Aku tertegun sejenak. Mencoba mencerna kalimat yang baru saja mendarat di telinga kanan dan kiri.
Mungkin raut wajahku saat itu terlihat konyol. Atau mungkin seperti orang bodoh.
Aku hanya bisa mematung sejenak. Merasakan seluruh organ dalan tubuhku yang tersentak. Semuanya terlalu mendadak. Tidak ada aba-aba. Tidak ada pertanda.
Kesedihan itu seketika pecah. Berusaha bangkit dengan sisa-sisa tenaga yang ada. Melarikan diri sembari wajah yang sudah dibanjiri tangis.
Mengunci pintu rapat-rapat. Bersandar pada pintu sambil memeluk kedua lutut.

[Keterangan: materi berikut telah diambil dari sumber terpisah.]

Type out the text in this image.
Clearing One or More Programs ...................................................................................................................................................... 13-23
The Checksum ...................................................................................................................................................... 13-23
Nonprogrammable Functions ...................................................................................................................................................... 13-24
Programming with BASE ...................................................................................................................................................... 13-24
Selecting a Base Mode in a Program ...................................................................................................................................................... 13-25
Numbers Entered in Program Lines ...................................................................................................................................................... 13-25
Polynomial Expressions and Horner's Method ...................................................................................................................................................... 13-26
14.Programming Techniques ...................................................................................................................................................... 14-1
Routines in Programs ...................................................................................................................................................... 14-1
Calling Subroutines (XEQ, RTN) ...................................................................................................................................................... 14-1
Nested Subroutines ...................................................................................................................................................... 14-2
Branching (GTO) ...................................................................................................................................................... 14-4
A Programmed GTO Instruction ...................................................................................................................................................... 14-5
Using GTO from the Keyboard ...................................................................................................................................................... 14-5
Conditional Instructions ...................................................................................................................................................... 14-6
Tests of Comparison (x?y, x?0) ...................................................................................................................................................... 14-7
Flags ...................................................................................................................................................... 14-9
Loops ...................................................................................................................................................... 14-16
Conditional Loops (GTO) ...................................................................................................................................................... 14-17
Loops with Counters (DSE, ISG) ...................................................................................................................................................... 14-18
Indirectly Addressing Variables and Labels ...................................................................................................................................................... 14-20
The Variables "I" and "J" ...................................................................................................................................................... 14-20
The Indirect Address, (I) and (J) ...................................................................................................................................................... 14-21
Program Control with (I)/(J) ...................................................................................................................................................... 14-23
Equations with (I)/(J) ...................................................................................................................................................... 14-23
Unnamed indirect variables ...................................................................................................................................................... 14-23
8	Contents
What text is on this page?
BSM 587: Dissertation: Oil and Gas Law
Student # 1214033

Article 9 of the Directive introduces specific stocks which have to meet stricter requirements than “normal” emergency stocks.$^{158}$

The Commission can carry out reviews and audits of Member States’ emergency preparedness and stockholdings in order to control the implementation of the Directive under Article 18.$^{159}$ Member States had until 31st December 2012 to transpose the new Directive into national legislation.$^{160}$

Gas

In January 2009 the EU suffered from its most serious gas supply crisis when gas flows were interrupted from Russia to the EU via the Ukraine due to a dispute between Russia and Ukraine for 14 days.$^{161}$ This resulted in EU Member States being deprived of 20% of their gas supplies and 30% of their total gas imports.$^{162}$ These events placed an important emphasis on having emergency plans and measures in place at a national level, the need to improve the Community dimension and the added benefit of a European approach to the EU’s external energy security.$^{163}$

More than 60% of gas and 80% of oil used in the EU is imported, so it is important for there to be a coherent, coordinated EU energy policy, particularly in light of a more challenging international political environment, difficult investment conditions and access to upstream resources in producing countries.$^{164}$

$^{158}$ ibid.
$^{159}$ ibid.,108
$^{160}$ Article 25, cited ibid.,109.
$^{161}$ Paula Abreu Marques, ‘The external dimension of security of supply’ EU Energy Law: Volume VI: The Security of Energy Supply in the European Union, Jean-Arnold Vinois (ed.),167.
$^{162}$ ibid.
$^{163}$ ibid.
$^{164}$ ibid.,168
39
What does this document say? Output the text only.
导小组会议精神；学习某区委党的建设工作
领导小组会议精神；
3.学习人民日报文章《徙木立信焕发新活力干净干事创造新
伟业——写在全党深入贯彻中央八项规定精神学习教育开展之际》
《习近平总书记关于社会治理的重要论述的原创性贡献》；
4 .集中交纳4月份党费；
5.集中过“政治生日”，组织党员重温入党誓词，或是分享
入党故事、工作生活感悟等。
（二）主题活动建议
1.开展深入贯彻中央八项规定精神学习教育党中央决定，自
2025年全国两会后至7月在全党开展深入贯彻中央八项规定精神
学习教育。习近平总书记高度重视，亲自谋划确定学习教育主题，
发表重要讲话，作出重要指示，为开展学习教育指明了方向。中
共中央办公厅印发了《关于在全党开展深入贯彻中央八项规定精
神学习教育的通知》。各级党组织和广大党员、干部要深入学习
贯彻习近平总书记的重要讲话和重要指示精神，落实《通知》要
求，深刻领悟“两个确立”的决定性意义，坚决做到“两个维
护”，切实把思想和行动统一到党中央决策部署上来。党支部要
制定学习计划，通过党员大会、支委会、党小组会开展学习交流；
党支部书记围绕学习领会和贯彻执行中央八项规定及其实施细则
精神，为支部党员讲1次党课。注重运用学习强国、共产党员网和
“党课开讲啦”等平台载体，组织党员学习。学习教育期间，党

Tak hentinya memberikan sentuhan pada kedua pipi. Mulai dari menampar dan mencubit. Sembari berkata, "Ini mimpi. Ini mimpi."
Namun ternyata semuanya bukanlah bunga tidur. Rasa ini terlalu nyata. Semuanya nampak menapak.
Kalimat terakhir itu bersahutan dalam pikiran. Aku mencoba menyusunnya. Mencari makna dari kalimat itu.
Jawabannya selalu sama. Sebuah keputusan di luar nalarku selama ini. Melebihi batasan zona merah yang pernah diikrarkan pada awal pertemuan.
"Semuanya sama saja," pikirku saat itu.